Member of the National Assembly
- In office 12 June 1997 – 18 June 2002
- Preceded by: Jacques Boyon
- Succeeded by: Jean-Michel Bertrand
- Constituency: 1st of Ain

Mayor of Bourg-en-Bresse
- In office 18 June 1995 – 25 March 2001
- Preceded by: Paul Morin
- Succeeded by: Jean-Michel Bertrand

General Councillor of Ain
- In office 14 March 1976 – 21 March 1982

Personal details
- Born: May 18, 1942 (age 83) Bourg-en-Bresse, Ain, France
- Party: Socialist Party
- Occupation: Banker

= André Godin =

French banker and politician

André Godin (born May 18, 1942) is a former French banker and politician from the Socialist Party. He served as the mayor of Bourg-en-Bresse from 1995 to 2001 and as a member of the National Assembly from 1997.

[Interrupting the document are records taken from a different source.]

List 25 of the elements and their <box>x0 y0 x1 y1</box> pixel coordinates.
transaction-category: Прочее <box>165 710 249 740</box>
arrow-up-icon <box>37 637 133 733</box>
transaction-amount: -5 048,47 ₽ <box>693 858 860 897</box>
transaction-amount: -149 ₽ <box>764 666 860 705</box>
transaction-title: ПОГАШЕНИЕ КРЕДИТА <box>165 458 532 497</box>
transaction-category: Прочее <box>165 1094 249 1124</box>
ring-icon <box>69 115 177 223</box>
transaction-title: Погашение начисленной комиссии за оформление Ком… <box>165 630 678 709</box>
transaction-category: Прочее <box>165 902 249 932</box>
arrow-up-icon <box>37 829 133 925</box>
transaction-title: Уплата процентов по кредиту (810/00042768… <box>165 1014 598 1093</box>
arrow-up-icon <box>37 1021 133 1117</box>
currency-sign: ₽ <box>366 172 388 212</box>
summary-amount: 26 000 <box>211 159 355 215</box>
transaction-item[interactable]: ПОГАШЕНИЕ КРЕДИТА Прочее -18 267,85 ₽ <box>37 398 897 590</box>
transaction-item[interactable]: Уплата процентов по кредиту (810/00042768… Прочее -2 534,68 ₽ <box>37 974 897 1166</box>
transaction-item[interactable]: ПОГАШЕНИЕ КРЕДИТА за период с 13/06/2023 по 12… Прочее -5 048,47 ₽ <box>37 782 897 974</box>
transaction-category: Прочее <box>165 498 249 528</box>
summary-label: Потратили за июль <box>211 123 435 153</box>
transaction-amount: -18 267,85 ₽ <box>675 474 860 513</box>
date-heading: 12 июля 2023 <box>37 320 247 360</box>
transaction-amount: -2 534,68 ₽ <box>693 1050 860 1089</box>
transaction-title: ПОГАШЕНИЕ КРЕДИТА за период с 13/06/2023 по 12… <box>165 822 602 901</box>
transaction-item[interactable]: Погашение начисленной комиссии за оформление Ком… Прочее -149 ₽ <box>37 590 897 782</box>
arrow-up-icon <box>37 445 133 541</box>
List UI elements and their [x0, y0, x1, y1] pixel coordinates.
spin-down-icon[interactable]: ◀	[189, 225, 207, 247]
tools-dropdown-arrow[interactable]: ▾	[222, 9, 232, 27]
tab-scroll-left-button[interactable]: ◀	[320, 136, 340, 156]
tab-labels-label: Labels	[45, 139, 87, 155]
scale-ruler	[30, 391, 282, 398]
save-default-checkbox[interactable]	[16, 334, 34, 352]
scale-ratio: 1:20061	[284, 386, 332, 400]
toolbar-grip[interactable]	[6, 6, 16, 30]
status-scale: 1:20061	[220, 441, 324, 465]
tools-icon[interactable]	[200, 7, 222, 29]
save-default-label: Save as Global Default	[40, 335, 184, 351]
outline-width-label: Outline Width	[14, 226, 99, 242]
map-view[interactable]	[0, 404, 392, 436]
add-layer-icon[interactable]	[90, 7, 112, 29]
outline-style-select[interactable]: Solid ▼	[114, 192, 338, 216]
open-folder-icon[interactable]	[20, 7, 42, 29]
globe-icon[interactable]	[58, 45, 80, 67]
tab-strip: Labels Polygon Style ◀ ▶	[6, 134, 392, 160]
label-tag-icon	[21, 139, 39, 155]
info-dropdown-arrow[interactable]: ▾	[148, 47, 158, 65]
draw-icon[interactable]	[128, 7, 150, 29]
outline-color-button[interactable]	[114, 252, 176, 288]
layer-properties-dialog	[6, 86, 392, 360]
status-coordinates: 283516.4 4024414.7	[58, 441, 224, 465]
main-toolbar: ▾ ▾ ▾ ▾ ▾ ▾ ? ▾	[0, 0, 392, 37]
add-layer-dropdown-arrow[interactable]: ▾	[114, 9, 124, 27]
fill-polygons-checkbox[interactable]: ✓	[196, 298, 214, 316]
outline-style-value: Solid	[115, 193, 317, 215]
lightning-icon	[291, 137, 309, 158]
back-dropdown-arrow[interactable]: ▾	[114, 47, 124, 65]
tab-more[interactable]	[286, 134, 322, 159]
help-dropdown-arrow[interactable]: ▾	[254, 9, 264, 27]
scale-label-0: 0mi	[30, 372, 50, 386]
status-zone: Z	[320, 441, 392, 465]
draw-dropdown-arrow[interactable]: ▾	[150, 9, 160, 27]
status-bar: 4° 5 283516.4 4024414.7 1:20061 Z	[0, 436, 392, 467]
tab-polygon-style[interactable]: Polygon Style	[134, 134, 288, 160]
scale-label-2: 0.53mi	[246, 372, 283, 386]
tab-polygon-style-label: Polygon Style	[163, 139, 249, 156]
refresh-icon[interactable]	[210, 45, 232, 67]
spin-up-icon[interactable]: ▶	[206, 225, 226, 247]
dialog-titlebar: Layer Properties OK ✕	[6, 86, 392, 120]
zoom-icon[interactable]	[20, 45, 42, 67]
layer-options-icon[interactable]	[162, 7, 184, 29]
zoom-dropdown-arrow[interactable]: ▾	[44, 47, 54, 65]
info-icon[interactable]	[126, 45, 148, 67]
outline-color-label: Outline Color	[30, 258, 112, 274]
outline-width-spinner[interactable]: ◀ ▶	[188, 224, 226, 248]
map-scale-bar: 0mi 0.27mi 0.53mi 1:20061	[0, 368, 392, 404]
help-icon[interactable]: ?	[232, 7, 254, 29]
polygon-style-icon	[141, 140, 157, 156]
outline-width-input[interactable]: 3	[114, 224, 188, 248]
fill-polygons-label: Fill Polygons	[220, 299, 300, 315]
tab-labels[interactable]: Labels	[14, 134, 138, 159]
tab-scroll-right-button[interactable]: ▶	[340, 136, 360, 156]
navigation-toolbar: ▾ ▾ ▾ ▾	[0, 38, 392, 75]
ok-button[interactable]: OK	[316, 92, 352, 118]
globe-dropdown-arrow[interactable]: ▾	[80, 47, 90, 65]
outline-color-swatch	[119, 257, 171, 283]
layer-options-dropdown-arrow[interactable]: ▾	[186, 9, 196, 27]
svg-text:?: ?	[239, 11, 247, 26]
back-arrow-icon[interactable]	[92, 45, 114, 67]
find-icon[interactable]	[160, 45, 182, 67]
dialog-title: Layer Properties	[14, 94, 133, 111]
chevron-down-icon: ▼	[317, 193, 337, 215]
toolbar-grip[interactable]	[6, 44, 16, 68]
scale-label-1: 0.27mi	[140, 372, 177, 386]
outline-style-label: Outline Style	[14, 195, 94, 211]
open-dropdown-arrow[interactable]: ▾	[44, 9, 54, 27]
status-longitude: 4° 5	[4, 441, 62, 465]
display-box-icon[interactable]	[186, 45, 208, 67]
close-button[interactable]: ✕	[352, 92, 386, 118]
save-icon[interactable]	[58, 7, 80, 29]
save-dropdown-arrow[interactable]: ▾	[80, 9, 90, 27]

He was defeated in the 2001 municipal elections by Jean-Michel Bertrand (UMP) and lost his parliamentary seat in the 2002 legislative elections.

As a Member of Parliament, he was a member of the Commission for Production and Exchanges and the National Assembly Delegation for Planning. He also served on the Inquiry Commission on Superphénix and the fast neutron reactor sector (April to June 1998).